All that the professor is trying to do is debunk one of the supposed miraculous feats of Jesus.
Oh-Dae-Su
6th April 2006, 02:45
whatever i could care less... but hey for those who say Jesus didn't exist, actually even the most skeptic people do believe that a man that we know off as Jesus did exist, whether you believe his teachings, that's another thing. But his existence is doubted because he is portrayed as a supernatural being. And the proof, is on Jewish and Roman scriptures of the time. There was a man, put to death by Pontius Pilate, petitioned by high ranking Jewish clerics, and that man was obviously the man we know off as Jesus in present day.
Eleutherios
6th April 2006, 18:41
whatever i could care less... but hey for those who say Jesus didn't exist, actually even the most skeptic people do believe that a man that we know off as Jesus did exist, whether you believe his teachings, that's another thing.
What are you talking about?
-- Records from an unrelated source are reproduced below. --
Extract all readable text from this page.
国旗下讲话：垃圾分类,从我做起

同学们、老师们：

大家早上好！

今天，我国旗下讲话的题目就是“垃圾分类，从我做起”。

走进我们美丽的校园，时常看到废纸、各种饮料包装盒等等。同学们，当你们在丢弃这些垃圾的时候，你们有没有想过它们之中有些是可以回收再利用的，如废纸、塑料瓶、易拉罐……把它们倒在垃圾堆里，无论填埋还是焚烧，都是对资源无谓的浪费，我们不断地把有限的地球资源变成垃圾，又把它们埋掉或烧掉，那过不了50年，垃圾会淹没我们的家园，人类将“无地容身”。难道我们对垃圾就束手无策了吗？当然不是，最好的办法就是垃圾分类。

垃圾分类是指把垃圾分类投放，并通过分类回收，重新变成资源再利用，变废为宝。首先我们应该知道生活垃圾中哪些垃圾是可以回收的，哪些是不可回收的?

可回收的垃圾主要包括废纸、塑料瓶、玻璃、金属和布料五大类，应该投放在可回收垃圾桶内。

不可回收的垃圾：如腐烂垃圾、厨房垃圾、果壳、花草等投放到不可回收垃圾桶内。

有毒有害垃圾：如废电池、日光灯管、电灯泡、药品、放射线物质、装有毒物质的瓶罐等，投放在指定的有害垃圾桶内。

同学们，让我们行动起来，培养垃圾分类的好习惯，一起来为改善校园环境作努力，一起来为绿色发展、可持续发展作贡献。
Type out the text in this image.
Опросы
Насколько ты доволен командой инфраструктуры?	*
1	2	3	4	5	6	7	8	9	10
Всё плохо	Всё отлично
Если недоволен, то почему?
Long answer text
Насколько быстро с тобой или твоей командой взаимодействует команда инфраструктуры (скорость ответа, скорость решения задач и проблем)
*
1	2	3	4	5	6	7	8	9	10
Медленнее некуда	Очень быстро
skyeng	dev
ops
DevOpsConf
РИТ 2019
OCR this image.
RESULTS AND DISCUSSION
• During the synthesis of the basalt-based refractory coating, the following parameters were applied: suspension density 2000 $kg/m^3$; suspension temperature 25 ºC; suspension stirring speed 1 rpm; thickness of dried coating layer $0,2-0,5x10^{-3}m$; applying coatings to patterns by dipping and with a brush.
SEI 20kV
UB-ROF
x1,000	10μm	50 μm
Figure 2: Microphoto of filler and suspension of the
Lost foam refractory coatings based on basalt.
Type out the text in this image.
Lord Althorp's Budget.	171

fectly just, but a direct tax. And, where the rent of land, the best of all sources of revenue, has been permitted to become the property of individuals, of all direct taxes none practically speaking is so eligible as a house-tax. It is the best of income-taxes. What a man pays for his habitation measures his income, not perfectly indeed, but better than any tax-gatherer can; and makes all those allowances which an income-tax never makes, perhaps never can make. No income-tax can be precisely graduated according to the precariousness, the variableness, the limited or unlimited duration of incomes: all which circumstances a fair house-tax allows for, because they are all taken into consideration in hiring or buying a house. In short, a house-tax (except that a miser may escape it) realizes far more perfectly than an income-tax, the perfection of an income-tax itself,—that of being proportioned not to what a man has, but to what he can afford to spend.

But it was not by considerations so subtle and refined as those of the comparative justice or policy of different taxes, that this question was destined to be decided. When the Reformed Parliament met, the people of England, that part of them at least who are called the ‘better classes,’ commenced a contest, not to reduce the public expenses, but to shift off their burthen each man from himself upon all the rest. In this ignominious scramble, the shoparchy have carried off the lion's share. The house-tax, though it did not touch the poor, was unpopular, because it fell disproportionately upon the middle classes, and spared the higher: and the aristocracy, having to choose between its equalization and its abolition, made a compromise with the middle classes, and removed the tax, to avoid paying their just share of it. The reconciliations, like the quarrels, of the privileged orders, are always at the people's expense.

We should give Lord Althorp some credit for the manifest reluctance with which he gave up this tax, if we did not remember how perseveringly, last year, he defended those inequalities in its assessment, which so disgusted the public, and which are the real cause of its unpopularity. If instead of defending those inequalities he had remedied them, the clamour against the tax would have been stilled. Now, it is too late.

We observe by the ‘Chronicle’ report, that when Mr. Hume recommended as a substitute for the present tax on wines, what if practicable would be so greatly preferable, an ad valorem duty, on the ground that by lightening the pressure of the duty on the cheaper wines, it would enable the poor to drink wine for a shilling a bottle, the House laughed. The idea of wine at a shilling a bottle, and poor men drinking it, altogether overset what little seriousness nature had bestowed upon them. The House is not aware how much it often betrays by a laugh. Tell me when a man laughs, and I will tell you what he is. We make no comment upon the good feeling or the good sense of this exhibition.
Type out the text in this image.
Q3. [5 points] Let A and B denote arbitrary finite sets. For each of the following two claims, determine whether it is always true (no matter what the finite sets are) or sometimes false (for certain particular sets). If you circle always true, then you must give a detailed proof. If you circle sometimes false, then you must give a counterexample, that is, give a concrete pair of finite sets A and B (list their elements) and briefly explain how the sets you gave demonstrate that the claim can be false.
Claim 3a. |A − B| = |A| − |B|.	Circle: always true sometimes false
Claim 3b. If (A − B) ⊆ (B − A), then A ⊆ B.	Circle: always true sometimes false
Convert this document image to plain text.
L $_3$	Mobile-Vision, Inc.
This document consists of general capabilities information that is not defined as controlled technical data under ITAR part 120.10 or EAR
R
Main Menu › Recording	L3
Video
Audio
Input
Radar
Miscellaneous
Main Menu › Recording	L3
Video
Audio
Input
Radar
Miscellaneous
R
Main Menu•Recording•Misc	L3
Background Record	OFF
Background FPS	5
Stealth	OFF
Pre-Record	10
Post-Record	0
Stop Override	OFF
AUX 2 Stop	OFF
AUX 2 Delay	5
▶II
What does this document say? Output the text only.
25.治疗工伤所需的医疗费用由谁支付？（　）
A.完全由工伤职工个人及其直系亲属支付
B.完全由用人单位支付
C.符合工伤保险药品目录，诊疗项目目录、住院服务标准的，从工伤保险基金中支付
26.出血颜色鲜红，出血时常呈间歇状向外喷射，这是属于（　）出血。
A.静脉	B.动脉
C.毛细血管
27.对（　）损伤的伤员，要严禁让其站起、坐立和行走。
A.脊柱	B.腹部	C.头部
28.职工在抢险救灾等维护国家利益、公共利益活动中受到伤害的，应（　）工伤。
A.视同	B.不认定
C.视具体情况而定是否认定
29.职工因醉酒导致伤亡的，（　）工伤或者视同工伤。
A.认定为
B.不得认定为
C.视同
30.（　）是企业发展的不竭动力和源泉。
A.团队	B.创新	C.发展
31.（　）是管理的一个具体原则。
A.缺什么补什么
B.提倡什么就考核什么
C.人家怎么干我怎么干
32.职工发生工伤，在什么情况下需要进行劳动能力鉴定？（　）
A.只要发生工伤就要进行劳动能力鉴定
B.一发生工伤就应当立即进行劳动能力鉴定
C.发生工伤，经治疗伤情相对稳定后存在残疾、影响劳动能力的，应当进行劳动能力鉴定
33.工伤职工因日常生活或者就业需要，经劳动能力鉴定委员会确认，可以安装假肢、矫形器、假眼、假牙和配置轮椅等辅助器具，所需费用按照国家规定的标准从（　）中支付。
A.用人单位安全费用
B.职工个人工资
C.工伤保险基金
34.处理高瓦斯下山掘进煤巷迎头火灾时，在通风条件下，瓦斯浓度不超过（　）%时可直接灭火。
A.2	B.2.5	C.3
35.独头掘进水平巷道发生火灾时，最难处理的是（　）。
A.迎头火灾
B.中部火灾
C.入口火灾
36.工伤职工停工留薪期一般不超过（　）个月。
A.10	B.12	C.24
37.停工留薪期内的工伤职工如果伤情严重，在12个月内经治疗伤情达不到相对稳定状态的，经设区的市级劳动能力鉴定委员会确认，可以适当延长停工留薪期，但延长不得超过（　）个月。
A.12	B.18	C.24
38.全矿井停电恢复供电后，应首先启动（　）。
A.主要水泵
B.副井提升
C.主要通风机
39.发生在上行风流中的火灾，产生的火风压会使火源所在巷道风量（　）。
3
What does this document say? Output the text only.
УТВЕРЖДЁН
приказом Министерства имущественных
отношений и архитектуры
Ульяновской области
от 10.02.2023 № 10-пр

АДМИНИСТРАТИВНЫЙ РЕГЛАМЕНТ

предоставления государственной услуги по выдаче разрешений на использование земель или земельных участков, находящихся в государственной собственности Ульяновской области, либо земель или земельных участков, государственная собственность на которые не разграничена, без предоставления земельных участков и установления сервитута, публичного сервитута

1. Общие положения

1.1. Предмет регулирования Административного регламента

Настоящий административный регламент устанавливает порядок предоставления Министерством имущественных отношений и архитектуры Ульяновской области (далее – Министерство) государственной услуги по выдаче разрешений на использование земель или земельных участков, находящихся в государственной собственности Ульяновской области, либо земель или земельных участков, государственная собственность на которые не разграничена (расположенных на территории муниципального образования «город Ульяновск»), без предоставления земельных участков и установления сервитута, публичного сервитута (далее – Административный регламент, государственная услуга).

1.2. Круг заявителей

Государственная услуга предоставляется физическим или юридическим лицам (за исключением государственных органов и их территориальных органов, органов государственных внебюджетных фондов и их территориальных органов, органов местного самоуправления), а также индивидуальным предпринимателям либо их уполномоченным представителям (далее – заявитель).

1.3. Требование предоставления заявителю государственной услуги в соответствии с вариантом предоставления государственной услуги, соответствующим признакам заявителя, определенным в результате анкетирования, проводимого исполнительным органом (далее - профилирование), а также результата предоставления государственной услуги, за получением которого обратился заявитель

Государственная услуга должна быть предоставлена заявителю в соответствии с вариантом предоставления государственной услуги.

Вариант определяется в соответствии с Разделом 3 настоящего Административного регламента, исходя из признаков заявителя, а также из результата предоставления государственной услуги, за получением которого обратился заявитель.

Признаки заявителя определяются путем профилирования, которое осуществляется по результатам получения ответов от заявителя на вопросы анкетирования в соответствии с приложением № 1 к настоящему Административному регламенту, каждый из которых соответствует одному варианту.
I can't see how anyone who's actually investigated the evidence for Jesus' existence would say something like that. Unlike Jesus, the existence of these skeptics can be proven. I suggest you read what they actually have to say before you dismiss them as non-existent:
http://www.jesusneverexisted.com/
http://www.nobeliefs.com/exist.htm
http://www.infidels.org/library/historical...eally_live.html (http://www.infidels.org/library/historical/marshall_gauvin/did_jesus_really_live.html)
But his existence is doubted because he is portrayed as a supernatural being.
No, his existence is doubted because every single document which mentions him is a hearsay account which comes from long after his supposed death. Even the non-Christian references to him seem to be nothing but historians simply reporting the beliefs of Christians at the time, or documents which have been tampered with by later Christians.
And the proof, is on Jewish and Roman scriptures of the time.
Care to point out which ones?
There was a man, put to death by Pontius Pilate, petitioned by high ranking Jewish clerics, and that man was obviously the man we know off as Jesus in present day.
Really? Where did you hear that? There is to my knowledge no contemporary record of Pontius Pilate executing a man named Jesus.
I'm not saying that Jesus definitely did not exist. I'm just saying there isn't any incontrovertible evidence which has been able to prove to me that he did. And in the absence of any definite proof one way or the other, I'm going to reserve judgment.